Ils ne le trouvèrent plus.

*****

À la nuit tombante, le jeune Martial, allumant la première chandelle, eut une fameuse émotion.

– Venez voir, cria-t-il.

Hommes, femmes et enfants accourus, le trouvèrent devant l'illumination de mille feux, créés à travers le brouillard par la simple apparition de cette modeste clarté. Des cristaux de glace, soudain figés, se dissolvaient en multiples lumières vertes, vert-or, jaunes, rouges, roses et bleues. On battit le briquet pour allumer toutes les lanternes. Chaque apparition d'une nouvelle flamme donnait naissance à de nouvelles fantasmagories multicolores, qu'ils contemplaient bouche bée, saisis d'angoisse et d'émerveillement, et se demandant : « Où sommes-nous ? »

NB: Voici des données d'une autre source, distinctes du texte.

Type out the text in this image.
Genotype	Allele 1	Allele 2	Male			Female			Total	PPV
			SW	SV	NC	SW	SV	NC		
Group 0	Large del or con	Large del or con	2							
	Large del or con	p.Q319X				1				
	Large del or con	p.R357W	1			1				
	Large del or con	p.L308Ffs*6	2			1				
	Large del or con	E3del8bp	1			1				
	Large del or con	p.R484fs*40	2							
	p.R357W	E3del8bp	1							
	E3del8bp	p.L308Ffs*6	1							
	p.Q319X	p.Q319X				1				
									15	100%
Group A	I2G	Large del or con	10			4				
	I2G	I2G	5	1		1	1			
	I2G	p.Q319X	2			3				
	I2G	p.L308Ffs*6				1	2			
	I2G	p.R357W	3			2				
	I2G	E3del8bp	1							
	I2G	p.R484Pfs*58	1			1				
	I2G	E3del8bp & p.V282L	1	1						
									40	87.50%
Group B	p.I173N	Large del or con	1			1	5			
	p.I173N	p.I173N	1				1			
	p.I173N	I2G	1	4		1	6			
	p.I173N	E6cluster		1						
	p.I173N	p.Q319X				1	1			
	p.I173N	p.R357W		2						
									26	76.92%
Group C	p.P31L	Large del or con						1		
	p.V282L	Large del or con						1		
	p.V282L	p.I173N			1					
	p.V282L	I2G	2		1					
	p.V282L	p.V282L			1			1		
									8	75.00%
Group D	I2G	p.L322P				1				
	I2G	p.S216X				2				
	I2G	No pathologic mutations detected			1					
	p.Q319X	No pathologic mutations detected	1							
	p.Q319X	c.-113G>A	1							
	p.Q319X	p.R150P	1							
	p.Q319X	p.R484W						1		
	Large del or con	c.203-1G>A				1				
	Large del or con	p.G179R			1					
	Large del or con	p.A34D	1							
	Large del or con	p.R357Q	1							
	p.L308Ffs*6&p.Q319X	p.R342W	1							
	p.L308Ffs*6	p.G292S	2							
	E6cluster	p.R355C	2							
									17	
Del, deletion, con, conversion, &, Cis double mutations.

À plusieurs reprises, Angélique incapable de dormir vint sur le pont. C'était déconcertant, après de si longs jours de navigation, de sentir le navire tout à coup à l'ancre, de surprendre le bruit d'un ressac sur une grève, non loin.

Elle éprouvait un sentiment d'attente qui lui rappelait ses veillées d'armes, dans le Bocage, au temps de sa révolte et aussi l'atmosphère à bord de la galère royale ou de celle des chevaliers de Malte, quelques heures avant l'attaque ennemie. Ce sens du combat qui s'approche.

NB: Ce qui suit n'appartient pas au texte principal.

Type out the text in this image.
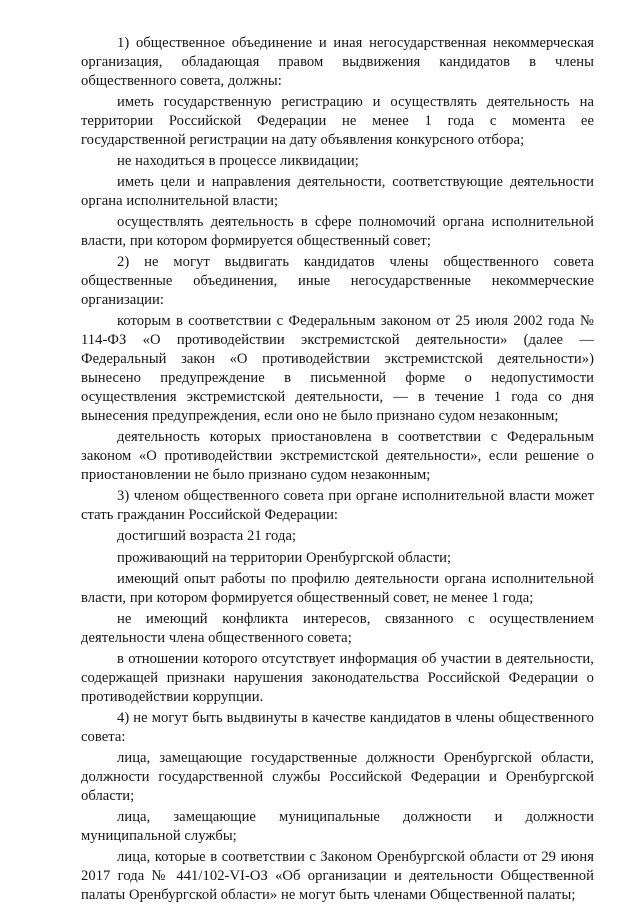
1) общественное объединение и иная негосударственная некоммерческая организация, обладающая правом выдвижения кандидатов в члены общественного совета, должны:

иметь государственную регистрацию и осуществлять деятельность на территории Российской Федерации не менее 1 года с момента ее государственной регистрации на дату объявления конкурсного отбора;

не находиться в процессе ликвидации;

иметь цели и направления деятельности, соответствующие деятельности органа исполнительной власти;

осуществлять деятельность в сфере полномочий органа исполнительной власти, при котором формируется общественный совет;

2) не могут выдвигать кандидатов члены общественного совета общественные объединения, иные негосударственные некоммерческие организации:

которым в соответствии с Федеральным законом от 25 июля 2002 года № 114-ФЗ «О противодействии экстремистской деятельности» (далее — Федеральный закон «О противодействии экстремистской деятельности») вынесено предупреждение в письменной форме о недопустимости осуществления экстремистской деятельности, — в течение 1 года со дня вынесения предупреждения, если оно не было признано судом незаконным;

деятельность которых приостановлена в соответствии с Федеральным законом «О противодействии экстремистской деятельности», если решение о приостановлении не было признано судом незаконным;

3) членом общественного совета при органе исполнительной власти может стать гражданин Российской Федерации:

достигший возраста 21 года;

проживающий на территории Оренбургской области;

имеющий опыт работы по профилю деятельности органа исполнительной власти, при котором формируется общественный совет, не менее 1 года;

не имеющий конфликта интересов, связанного с осуществлением деятельности члена общественного совета;

в отношении которого отсутствует информация об участии в деятельности, содержащей признаки нарушения законодательства Российской Федерации о противодействии коррупции.

4) не могут быть выдвинуты в качестве кандидатов в члены общественного совета:

лица, замещающие государственные должности Оренбургской области, должности государственной службы Российской Федерации и Оренбургской области;

лица, замещающие муниципальные должности и должности муниципальной службы;

лица, которые в соответствии с Законом Оренбургской области от 29 июня 2017 года № 441/102-VI-ОЗ «Об организации и деятельности Общественной палаты Оренбургской области» не могут быть членами Общественной палаты;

« Au fond, je suis une femme de guerre... Joffrey ne le sait pas. Lui aussi ignore tout de moi, de la femme que je suis devenue. »

Dans les halos surprenants, couleur d'arc-en-ciel, elle apercevait des silhouettes transies, enveloppées de manteaux noirs, veillant, les yeux ouverts sur la nuit étrange. Par instants, une soudaine coulée de brouillard déposait sur leurs épaules un givre étincelant.

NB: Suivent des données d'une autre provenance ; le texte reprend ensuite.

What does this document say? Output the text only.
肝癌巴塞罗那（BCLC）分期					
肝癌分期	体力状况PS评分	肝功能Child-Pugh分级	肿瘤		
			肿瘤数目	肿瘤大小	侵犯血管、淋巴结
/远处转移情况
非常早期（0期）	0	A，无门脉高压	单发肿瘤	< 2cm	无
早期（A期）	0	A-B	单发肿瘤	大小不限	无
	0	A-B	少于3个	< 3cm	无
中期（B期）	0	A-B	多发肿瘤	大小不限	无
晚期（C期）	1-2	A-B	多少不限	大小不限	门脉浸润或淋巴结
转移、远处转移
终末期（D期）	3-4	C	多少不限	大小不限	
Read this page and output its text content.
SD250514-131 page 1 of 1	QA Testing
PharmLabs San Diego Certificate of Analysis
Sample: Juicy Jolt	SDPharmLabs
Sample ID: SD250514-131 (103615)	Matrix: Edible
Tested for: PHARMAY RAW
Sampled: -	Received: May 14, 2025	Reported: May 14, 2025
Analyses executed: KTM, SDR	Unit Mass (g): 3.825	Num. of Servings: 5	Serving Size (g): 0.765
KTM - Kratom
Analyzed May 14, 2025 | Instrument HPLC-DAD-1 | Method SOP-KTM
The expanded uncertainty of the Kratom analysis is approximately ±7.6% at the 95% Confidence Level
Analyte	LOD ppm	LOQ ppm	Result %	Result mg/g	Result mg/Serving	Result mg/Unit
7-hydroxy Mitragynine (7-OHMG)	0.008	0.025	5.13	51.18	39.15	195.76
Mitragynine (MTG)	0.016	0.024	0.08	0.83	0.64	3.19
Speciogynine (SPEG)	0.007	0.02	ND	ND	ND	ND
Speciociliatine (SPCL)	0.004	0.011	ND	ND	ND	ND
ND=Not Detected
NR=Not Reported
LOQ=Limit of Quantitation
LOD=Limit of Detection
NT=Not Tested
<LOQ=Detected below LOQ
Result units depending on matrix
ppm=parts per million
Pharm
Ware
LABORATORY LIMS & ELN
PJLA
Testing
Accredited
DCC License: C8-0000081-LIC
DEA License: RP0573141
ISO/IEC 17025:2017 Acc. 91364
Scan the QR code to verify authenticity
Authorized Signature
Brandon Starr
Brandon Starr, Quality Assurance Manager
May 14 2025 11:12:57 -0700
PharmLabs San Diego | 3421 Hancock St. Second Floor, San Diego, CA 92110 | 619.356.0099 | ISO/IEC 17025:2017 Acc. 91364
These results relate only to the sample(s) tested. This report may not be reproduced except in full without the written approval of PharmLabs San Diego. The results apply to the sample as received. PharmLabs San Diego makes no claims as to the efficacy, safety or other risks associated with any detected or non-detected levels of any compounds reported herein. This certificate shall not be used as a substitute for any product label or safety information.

« Pourquoi suis-je ici, se demanda-t-elle. Je ne les aime pas. Je ne les aime plus. Je me suis mise à détester Berne qui était jadis mon meilleur ami. J'aurais pu lui pardonner bien des choses, mais il a voulu tuer Joffrey. Cela, je ne le lui pardonnerai jamais. Pourtant je suis ici. Je sens que j'ai raison d'être ici... Les enfants, oui... Honorine. Je ne pouvais pas les abandonner. Joffrey, lui, est fort. Il a connu de la vie tout ce qu'un homme peut vivre. Il est dur. Il n'a aucune faiblesse, même pas celle de m'aimer... »

Elle aspirait à sa présence et se sentait exilée loin de lui. L'autre nuit, il était si proche, si tendre. Mirage ou réalité ? Elle ne savait plus...

Elle était encore revenue là aux premières lueurs du jour lorsqu'une main la tira en arrière. Deux matelots se tenaient derrière elle et elle reconnut ceux qui l'avaient accompagnée à La Rochelle avec Nicolas Perrot. Ils étaient donc, eux aussi, passés parmi les mutins. Mais ils la détrompèrent. L'un, un Maltais sans doute, chuchota dans le sabir méditerranéen qu'elle comprenait assez.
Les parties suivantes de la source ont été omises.